Introduction

My friend and I have been doing a project which requires me to extract information from websites. The usual stuff have come up: data in the real world comes in multiple forms, whereas in the ideal world of databases it can have only one form. Have you realised how platonic information technology is?

Not every site likes the idea of someone grabbing all their information. Enter the . Webmasters require you to type down what you read in an image. The image is usually so hard to read that even a human have to refresh it a couple times before getting it right. Fortunately, the one site I needed to scrape didn't have a very hard captcha.

In fact, the captcha seemed so easy that I decided to take a shot at it. Even though I never tried to do it before and I don't really have that strong background in image processing. See it for yourself:

Piece of cake, huh? Well, as it turned out it wasn't that difficult to have a satisfactory success rate, but it was a little bit tougher than I envisioned.

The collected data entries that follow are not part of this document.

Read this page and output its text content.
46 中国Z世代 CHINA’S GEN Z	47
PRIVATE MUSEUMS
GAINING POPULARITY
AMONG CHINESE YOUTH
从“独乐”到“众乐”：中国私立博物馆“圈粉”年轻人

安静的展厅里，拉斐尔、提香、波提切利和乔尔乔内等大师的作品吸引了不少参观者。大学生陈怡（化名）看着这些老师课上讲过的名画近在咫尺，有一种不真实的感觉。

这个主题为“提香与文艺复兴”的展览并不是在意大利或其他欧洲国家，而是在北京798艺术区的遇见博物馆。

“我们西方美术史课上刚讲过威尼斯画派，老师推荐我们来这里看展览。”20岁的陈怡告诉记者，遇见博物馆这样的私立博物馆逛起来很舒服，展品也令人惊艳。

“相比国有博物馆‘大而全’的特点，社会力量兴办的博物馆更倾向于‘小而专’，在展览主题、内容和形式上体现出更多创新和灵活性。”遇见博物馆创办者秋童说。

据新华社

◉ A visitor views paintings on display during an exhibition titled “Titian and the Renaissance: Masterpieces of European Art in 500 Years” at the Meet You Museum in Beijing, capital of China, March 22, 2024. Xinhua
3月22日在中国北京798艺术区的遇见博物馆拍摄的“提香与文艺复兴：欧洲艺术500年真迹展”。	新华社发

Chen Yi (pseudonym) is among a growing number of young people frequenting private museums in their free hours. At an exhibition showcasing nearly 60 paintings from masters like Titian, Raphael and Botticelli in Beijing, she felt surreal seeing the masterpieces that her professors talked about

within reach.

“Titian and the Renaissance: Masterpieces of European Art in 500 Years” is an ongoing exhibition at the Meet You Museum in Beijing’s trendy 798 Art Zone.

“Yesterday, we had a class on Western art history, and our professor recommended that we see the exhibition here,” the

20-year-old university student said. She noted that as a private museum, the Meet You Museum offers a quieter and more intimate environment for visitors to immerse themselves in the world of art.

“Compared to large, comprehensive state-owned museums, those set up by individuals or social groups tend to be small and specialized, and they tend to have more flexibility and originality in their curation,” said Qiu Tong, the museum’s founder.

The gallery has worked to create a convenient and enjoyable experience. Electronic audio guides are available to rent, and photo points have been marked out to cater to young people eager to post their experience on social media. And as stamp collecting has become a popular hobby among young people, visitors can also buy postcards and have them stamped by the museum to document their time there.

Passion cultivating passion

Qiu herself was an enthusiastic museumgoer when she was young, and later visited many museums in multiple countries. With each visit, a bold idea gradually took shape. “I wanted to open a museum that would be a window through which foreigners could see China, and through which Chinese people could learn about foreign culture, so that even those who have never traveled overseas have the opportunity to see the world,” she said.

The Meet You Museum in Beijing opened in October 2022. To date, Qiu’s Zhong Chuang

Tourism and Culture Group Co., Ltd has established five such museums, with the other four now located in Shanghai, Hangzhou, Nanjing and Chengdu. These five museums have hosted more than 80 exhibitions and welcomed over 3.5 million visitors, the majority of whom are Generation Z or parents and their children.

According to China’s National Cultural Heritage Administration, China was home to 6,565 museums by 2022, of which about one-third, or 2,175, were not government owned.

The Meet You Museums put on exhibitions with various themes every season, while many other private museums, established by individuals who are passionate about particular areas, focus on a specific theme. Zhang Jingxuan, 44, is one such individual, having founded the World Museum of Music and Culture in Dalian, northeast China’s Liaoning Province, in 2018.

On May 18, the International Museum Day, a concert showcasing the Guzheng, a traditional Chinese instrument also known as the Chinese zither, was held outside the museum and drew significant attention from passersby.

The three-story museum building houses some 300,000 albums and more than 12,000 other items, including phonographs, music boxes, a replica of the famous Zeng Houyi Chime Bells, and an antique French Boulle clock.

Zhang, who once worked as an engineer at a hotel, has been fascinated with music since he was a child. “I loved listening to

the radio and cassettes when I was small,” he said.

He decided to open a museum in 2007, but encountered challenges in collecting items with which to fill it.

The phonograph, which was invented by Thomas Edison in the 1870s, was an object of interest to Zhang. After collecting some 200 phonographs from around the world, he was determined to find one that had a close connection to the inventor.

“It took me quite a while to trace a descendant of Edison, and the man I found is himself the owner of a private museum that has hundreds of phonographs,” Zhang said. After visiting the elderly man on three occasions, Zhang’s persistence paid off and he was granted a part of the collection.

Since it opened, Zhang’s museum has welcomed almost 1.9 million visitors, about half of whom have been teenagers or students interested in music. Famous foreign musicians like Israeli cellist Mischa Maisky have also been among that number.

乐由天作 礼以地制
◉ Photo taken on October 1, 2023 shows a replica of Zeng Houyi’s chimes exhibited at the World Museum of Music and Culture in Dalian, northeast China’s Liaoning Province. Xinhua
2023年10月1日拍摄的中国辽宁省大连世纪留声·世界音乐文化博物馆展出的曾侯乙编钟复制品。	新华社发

After much struggle I have finally reached the 91% (+/- 1%) accuracy for the whole captcha. In order to find that value I did a 10-fold cross validation test. Thanks to scikit-learn doing so was a brease.

Separating the digits

Looking at the captcha I had to break, you can see that the numbers are clearly separated. Sometimes you see some captchas where the letters and numbers are all mixed together, one on top of the other. Thank God that wasn't the case.

So I figured my first task was to separate the digits. I didn't use machine learning for this one. Just plain old human trial and error.

For handling the image I used a Python library called PIL. I opened the captcha's image converting it to black and white. That means each pixel has a value from 0 to 255. 0 being black and 255 white. Anything in between is a shade of gray.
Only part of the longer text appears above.